Simply put, many in Kelowna can't afford home ownership

Housing affordability crunch

As the cost of housing goes up, the prospects of an average Kelowna couple owning their own home shrinks.

A new regional housing needs assessment indicates housing ownership is out of the reach of many Kelowna residents.

It further says median income couple households cannot afford to buy a townhouse or single-family dwelling without spending more than 30 per cent of their income on their mortgage.

The province has made it mandatory that municipalities in the province prepare a housing needs a assessment prior to April, 2022, then every five years thereafter.

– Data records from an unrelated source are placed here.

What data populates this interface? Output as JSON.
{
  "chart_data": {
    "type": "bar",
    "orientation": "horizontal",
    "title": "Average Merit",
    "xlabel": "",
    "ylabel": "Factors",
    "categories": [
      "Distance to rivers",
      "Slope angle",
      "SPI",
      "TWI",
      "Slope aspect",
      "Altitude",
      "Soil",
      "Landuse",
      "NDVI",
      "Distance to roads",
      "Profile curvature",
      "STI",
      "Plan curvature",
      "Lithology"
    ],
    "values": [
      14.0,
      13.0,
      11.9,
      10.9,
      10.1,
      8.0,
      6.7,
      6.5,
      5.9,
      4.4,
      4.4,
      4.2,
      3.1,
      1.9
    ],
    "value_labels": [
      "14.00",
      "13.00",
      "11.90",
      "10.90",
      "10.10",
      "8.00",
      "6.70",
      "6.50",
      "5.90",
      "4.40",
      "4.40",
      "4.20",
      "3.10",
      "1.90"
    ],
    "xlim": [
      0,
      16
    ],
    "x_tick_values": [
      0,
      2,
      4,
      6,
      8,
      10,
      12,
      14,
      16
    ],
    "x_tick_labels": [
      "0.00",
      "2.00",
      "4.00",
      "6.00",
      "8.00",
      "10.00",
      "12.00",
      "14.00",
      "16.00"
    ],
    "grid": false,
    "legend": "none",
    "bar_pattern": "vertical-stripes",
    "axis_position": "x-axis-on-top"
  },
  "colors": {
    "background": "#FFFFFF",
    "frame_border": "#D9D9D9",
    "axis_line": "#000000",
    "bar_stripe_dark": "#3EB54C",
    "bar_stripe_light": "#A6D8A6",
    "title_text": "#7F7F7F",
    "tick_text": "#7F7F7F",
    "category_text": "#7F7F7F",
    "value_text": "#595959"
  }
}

Kelowna was forced to use a regional housing assessment compiled by the regional district because one it completed in 2017 did not meet the provincial requirements because it was compiled before legislation was enacted in 2019.

City planner Arlene Janousek says the regional district assessment included descriptive analysis of Kelowna along with other jurisdictions.

Along with the high cost of ownership, Janousek says other mitigating factors are also in play.

"In alignment with the city's housing needs assessment, the regional district also found there is likely to be ongoing population growth and demand for housing, and there are populations particularly vulnerable to housing issues including youth, seniors, those experiencing homelessness and low income households," said Janousek during a presentation to city council.

"Anticipating housing affordability will be an ongoing challenge in Kelowna, and across the region, requiring action from all levels of government."

Along with the high cost of ownership, Janousek says the RDCO assessment highlights affordability challenges in rentals, "particularly for lone-parent and single-person households."

The housing needs assessment will be update once new census information is available next year.